Administratieve organisatie en interne controle

XIV Uitgangspunten administratieve organisatie en interne controle

Artikel 14.  

Bij de treasuryfunctie gelden de volgende algemene uitgangspunten voor administratieve organisatie en interne controle.

  • 1.

    De verantwoordelijkheden en bevoegdheden van treasuryactiviteiten zijn op eenduidige wijze schriftelijk vastgelegd;

  • 2.

    Bevoegdheden zijn via delegatie en mandaat nader schriftelijk vastgelegd;

  • 3.

    Bij de uit te voeren treasuryactiviteiten is functiescheiding doorgevoerd met als belangrijkste voorwaarden:

    • a.

      iedere transactie wordt door minimaal twee functionarissen geautoriseerd (het vier-ogen-principe);

    • b.

      de uitvoering en de controle gebeurt door afzonderlijke functionarissen;

    • c.

      de uitvoering en de registratie in de financiële administratie gebeurt door afzonderlijke functionarissen.

  • 4.

    Tegenpartijen wordt opdracht gegeven de bevestigingen van iedere transactie te versturen naar de afdeling financiën & control zonder tussenkomst van de personen die bevoegd zijn tot het sluiten van de transacties;

  • 5.

    Een transactie wordt onmiddellijk geregistreerd door de functionaris die de transactie heeft afgesloten;

  • 6.

    Na ontvangst van de transactiebevestiging wordt de transactie gecontroleerd door de functionaris belast met de interne controle.

XV Verantwoordelijkheden

Artikel 15.  

De primaire verantwoordelijkheden voor de treasuryfunctie van de gemeente staan in onderstaande tabel gedefinieerd.

 

Functie

Verantwoordelijkheden

De gemeenteraad

 

 

· Het vaststellen van de beleidskaders in Verordening 212;

· Het vaststellen van de treasuryparagraaf in de begroting en de jaarrekening;

· Het evalueren en als gevolg daarvan (eventueel) bijstellen van het treasurybeleid

Het college van b&w

 

· Het vaststellen en uitvoeren van het treasurybeleid binnen de beleidskaders (formele verantwoordelijkheid);

· Het rapporteren aan de Gemeenteraad over de uitvoering van het treasurybeleid.

Het treasury comité:

- de wethouder financiën

- de directeur bedrijfsvoering

- het afdelingshoofd middelen

- de treasurer.

De taak van comité is om twee keer per jaar, of zoveel vaker als de marktomstandigheden daar aanleiding toe geven, overleg te voeren over de uitvoering van het treasurybeleid.
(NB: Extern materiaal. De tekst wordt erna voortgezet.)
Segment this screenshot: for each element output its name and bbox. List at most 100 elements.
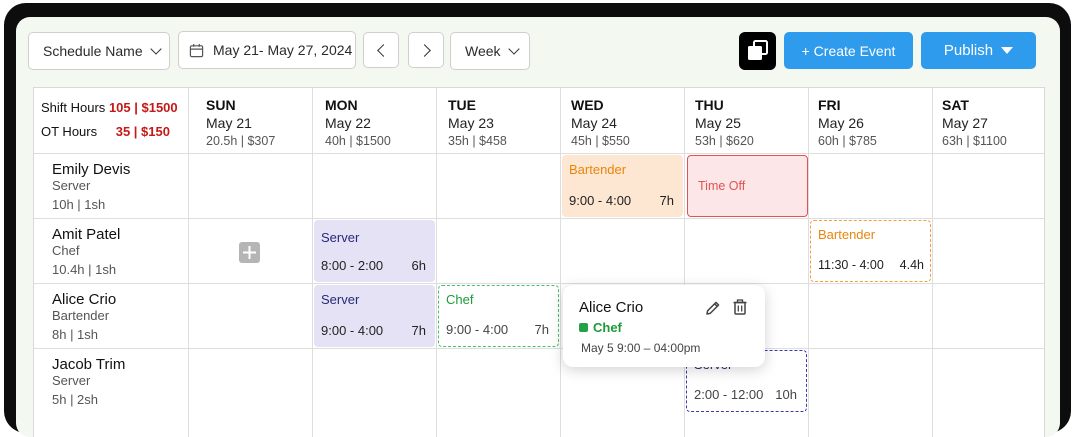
day-date: May 23 [448, 115, 494, 131]
day-header-sat: SAT May 27 63h | $1100 [942, 96, 1007, 150]
day-stats: 60h | $785 [818, 134, 877, 148]
employee-row-amit-patel[interactable]: Amit Patel Chef 10.4h | 1sh [52, 227, 120, 278]
time-off-label: Time Off [698, 179, 746, 193]
day-stats: 45h | $550 [571, 134, 630, 148]
schedule-grid: Shift Hours 105 | $1500 OT Hours 35 | $1… [33, 87, 1045, 437]
day-date: May 27 [942, 115, 988, 131]
chevron-right-icon [417, 43, 431, 57]
view-label: Week [465, 43, 501, 59]
chevron-left-icon [376, 43, 390, 57]
calendar-icon [189, 43, 204, 57]
shift-card-alice-mon[interactable]: Server 9:00 - 4:00 7h [314, 285, 435, 347]
employee-name: Emily Devis [52, 161, 131, 178]
next-week-button[interactable] [408, 32, 444, 68]
shift-time: 8:00 - 2:00 [321, 258, 384, 273]
day-date: May 25 [695, 115, 741, 131]
shift-time: 2:00 - 12:00 [694, 387, 764, 402]
shift-card-emily-wed[interactable]: Bartender 9:00 - 4:00 7h [562, 155, 683, 217]
role-color-dot [579, 323, 588, 332]
employee-hours: 8h | 1sh [52, 327, 99, 342]
day-date: May 24 [571, 115, 617, 131]
add-shift-button[interactable] [239, 242, 260, 263]
shift-card-amit-mon[interactable]: Server 8:00 - 2:00 6h [314, 220, 435, 282]
schedule-name-dropdown[interactable]: Schedule Name [28, 32, 170, 70]
day-stats: 53h | $620 [695, 134, 754, 148]
date-range-label: May 21- May 27, 2024 [213, 42, 353, 58]
shift-duration: 10h [775, 387, 797, 402]
shift-duration: 6h [411, 258, 426, 273]
popover-employee-name: Alice Crio [579, 299, 644, 316]
popover-time: May 5 9:00 – 04:00pm [581, 341, 701, 355]
shift-detail-popover: Alice Crio Chef May 5 9:00 – 04:00pm [563, 285, 765, 367]
popover-role-label: Chef [593, 320, 622, 335]
employee-role: Chef [52, 243, 80, 258]
shift-hours-label: Shift Hours [41, 100, 106, 115]
day-name: MON [325, 97, 358, 113]
employee-row-jacob-trim[interactable]: Jacob Trim Server 5h | 2sh [52, 357, 125, 408]
day-name: THU [695, 97, 724, 113]
day-header-wed: WED May 24 45h | $550 [571, 96, 630, 150]
shift-role: Server [321, 230, 360, 245]
shift-hours-value: 105 | $1500 [108, 100, 178, 115]
employee-row-emily-devis[interactable]: Emily Devis Server 10h | 1sh [52, 162, 130, 213]
day-stats: 40h | $1500 [325, 134, 391, 148]
shift-duration: 7h [411, 323, 426, 338]
view-dropdown[interactable]: Week [450, 32, 530, 70]
shift-card-amit-fri[interactable]: Bartender 11:30 - 4:00 4.4h [810, 220, 931, 282]
shift-time: 9:00 - 4:00 [321, 323, 384, 338]
publish-label: Publish [943, 42, 994, 59]
employee-hours: 10h | 1sh [52, 197, 106, 212]
day-name: WED [571, 97, 604, 113]
shift-card-alice-tue[interactable]: Chef 9:00 - 4:00 7h [438, 285, 559, 347]
app-screen: Schedule Name May 21- May 27, 2024 Week … [16, 17, 1060, 437]
employee-name: Alice Crio [52, 291, 117, 308]
day-stats: 35h | $458 [448, 134, 507, 148]
chevron-down-icon [507, 43, 520, 55]
shift-duration: 4.4h [899, 258, 924, 272]
day-header-sun: SUN May 21 20.5h | $307 [206, 96, 275, 150]
schedule-name-label: Schedule Name [43, 43, 143, 59]
employee-hours: 5h | 2sh [52, 392, 99, 407]
delete-trash-icon[interactable] [731, 298, 749, 316]
day-header-fri: FRI May 26 60h | $785 [818, 96, 877, 150]
shift-time: 9:00 - 4:00 [446, 322, 509, 337]
copy-icon [748, 40, 768, 60]
shift-role: Server [321, 292, 360, 307]
copy-button[interactable] [739, 32, 776, 70]
prev-week-button[interactable] [363, 32, 399, 68]
day-stats: 20.5h | $307 [206, 134, 276, 148]
caret-down-icon [1001, 46, 1014, 54]
shift-duration: 7h [534, 322, 549, 337]
shift-time: 11:30 - 4:00 [818, 258, 884, 272]
shift-duration: 7h [659, 193, 674, 208]
ot-hours-summary: OT Hours 35 | $150 [41, 124, 170, 139]
day-date: May 26 [818, 115, 864, 131]
shift-role: Bartender [818, 227, 876, 242]
employee-name: Jacob Trim [52, 356, 126, 373]
shift-hours-summary: Shift Hours 105 | $1500 [41, 100, 178, 115]
device-frame: Schedule Name May 21- May 27, 2024 Week … [4, 3, 1071, 437]
day-date: May 22 [325, 115, 371, 131]
employee-role: Bartender [52, 308, 110, 323]
day-name: TUE [448, 97, 476, 113]
popover-role: Chef [579, 320, 622, 335]
edit-pencil-icon[interactable] [704, 299, 722, 317]
employee-role: Server [52, 178, 91, 193]
shift-time: 9:00 - 4:00 [569, 193, 632, 208]
employee-row-alice-crio[interactable]: Alice Crio Bartender 8h | 1sh [52, 292, 116, 343]
date-range-picker[interactable]: May 21- May 27, 2024 [178, 31, 356, 69]
ot-hours-label: OT Hours [41, 124, 98, 139]
shift-role: Bartender [569, 162, 627, 177]
publish-button[interactable]: Publish [921, 32, 1036, 69]
create-event-label: + Create Event [801, 42, 896, 59]
employee-hours: 10.4h | 1sh [52, 262, 117, 277]
day-date: May 21 [206, 115, 252, 131]
employee-role: Server [52, 373, 91, 388]
day-header-thu: THU May 25 53h | $620 [695, 96, 754, 150]
chevron-down-icon [149, 43, 162, 55]
day-name: SUN [206, 97, 236, 113]
day-name: SAT [942, 97, 969, 113]
create-event-button[interactable]: + Create Event [784, 32, 913, 69]
time-off-card-emily-thu[interactable]: Time Off [687, 155, 808, 217]
day-stats: 63h | $1100 [942, 134, 1007, 148]
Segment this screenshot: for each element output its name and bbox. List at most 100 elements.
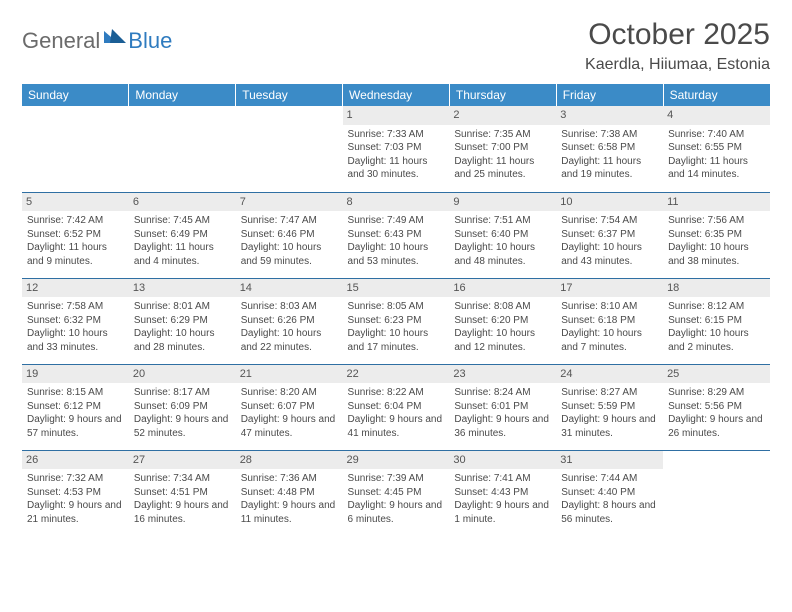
calendar-row: 1 Sunrise: 7:33 AM Sunset: 7:03 PM Daylig… [22, 106, 770, 192]
day-number: 24 [556, 365, 663, 384]
calendar-cell: 4 Sunrise: 7:40 AM Sunset: 6:55 PM Daylig… [663, 106, 770, 192]
weekday-monday: Monday [129, 84, 236, 106]
day-number: 23 [449, 365, 556, 384]
header: General Blue October 2025 Kaerdla, Hiium… [22, 18, 770, 74]
calendar-cell [663, 450, 770, 536]
day-number: 29 [343, 451, 450, 470]
weekday-saturday: Saturday [663, 84, 770, 106]
calendar-cell: 1 Sunrise: 7:33 AM Sunset: 7:03 PM Daylig… [343, 106, 450, 192]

Met name over de volgende zaken:

· rapportages over uitvoering van het treasurybeleid in de voor- en najaarsnota;

· de inhoud van de treasuryparagraaf bij de begroting en jaarrekening;

· het rentebeleid;

· alle voor de uitvoering van het treasurybeleid relevant geachte zaken.

De concerncontroller

· Het toetsen van de uitvoering van de beleidskaders in het treasurystatuut;

 

· Het toezicht houden op het beschrijven en functioneren van de instrumenten, de administratieve organisatie en de interne controle voor de treasuryfunctie;

De directeur bedrijfsvoering en via mandaat het afdelingshoofd middelen

 

 

· Het bewaken van de kwaliteit en kwantiteit van het treasuryproduct;

· Het bewaken van de volledigheid en betrouwbaarheid van de informatievoorziening van de treasuryfunctie;

· Het zorgdragen voor het implementeren van de administratieve organisatie en interne controle van de treasuryfunctie;

De budgethouders

 

· Het zorgdragen voor het tijdig aanleveren van betrouwbare operationele informatie over toekomstige geldstromen aan het de afdeling administratie en informatie;

· Het fiatteren van betalingen en ontvangsten, ten laste c.q. ten gunste van hun budgetten.

 

Treasurer

 

 

 

 

 

 

· Het voorbereiden van beleidsvoorstellen en rapportages op treasurygebied;

· Het kennis nemen van de ontwikkelingen op de financiële markten;

· Het onderhouden van contacten met banken, geldmakelaars en overige financiële instellingen;

· Het opstellen en actualiseren van de liquiditeitsprognoses;

· Het aantrekken en uitzetten van gelden bij het saldo- en liquiditeitenbeheer;

· Het fiatteren van de overboeking van saldi tussen bankrekeningen.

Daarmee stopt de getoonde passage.